Cuando allá por el 2008 Sean Penn presidió el jurado del festival de Cannes decidió otorgarle el premio del mismo a la atrevida película sobre la vida del político Giulio Andreotti Il Divo (Paolo Sorrentino, 2008). Surgió entonces entre el director italiano y la estrella de Hollywood una relación profesional en la que el actor le propuso al cineasta ser el protagonista de su próxima película.
Cuatro años más tarde llega a las carteleras españolas Un lugar donde quedarse en la que el intérprete americano se mete en la piel de un rockero cincuentón retirado que decide buscar al torturador de su padre tras la muerte del mismo.
La premisa es ingeniosa y suficientemente atractiva como para que no sea un fracaso absoluto.

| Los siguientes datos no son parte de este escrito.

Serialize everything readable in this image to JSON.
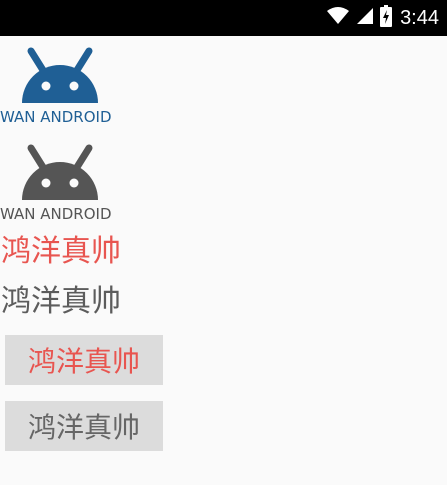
{
  "status_bar": {
    "time": "3:44",
    "icons": [
      "wifi-icon",
      "cell-signal-icon",
      "battery-icon"
    ]
  },
  "logos": [
    {
      "text": "WAN ANDROID",
      "color": "#1f5f95"
    },
    {
      "text": "WAN ANDROID",
      "color": "#555555"
    }
  ],
  "texts": [
    {
      "label": "鸿洋真帅",
      "color": "#e85550"
    },
    {
      "label": "鸿洋真帅",
      "color": "#5c5c5c"
    }
  ],
  "buttons": [
    {
      "label": "鸿洋真帅",
      "color": "#e85550"
    },
    {
      "label": "鸿洋真帅",
      "color": "#666666"
    }
  ]
}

Sin embargo, el mensaje de la historia no está suficientemente establecido y lo que comienza siendo una simpática comedia sobre la vida de una estrella de la música retirada que en su momento se pasó con las drogas termina por convertirse en un batiburrillo de propuestas que podrían dar lugar a cinco películas distintas. Te puedes reír con el drama y puedes llorar con la comedia («Comedia = Tragedia + Tiempo» Alan Alda en Delitos y faltas (Woody Allen,1989). Sin embargo, englobar al Lynch más lacrimógeno (Sorretino alude a Una historia verdadera [David Lynch, 1999] como el principal referente), una road movie con sabor al Wenders de Paris, Texas (1984), escenas metidas con calzador para demostrar lo pretendidamente indie que es la película y el toque detectivesco que adquiere la historia a partir de mitad de metraje llevan al espectador a un estado de confusión que alcanza su punto álgido en el final.
El rey de la función es Penn con esa caracterización tan abiertamente influida por el líder de The Cure, Robert Smith. El dos veces ganador del Oscar es uno de los mejores actores de la actualidad y aquí tiene un reto importante por delante pero la parsimonia con la que él ha entendido al personaje quizá exija demasiada paciencia al espectador. La languidez de su caminar y el desánimo de su forma de hablar resultan enternecedores en un principio pero extenúan hasta el punto de desear cogerle por los hombros y sacudirle viendo como el pelucón se le agita cual palmera al viento para suplicarle que espabile.
La manera de contar relatos de Sorrentino es muy personal. Su cámara recuerda a Paul Thomas Anderson, todo perfectamente coordinado sin dejar nada a la determinación de otra cosa que no sea su visión. El contraste constante entre primeros planos, fijos, panorámicas y la lentitud en el progreso de los acontecimientos se reconocen como un sello de autor.
El gran acierto se encuentra en la elección de las localizaciones: en Dublín con el descarado enfrentamiento entre pasado y futuro encarnado en el estadio y las casas de bajos fondos; durante el viaje de Cheyenne por Estados Unidos para encontrar a Aloise Langer donde los áridos desiertos de Nuevo México así como los nevados parajes de Utah se ven provistos de una luz y una fotografía espectaculares por parte de Luca Bigazzi.
Además de la perfecta compañía de la fotografía surge una comunión con la música. El título original de la película (This must be the place, más acorde con la temática que la traducción al español) no es baladí, Talking Heads compusieron una canción llamada así que se puede escuchar a lo largo de toda la cinta y su líder David Byrne, compositor de la genial banda sonora, hace un cameo con actuación musical incluida.
Quizá no fuese esto lo que Sean Penn tenía en mente cuando le pidió al cineasta de Nápoles que le escribiese un papel pero, pese a ciertas salvedades y confusiones, es una historia original que ofrece una vuelta de tuerca a temas tan manidos como el Holocausto, la venganza, la soledad, el arrepentimiento o las rencillas familiares acompañada por unos cortes musicales impresionantes, como toda buena película independiente que se precie.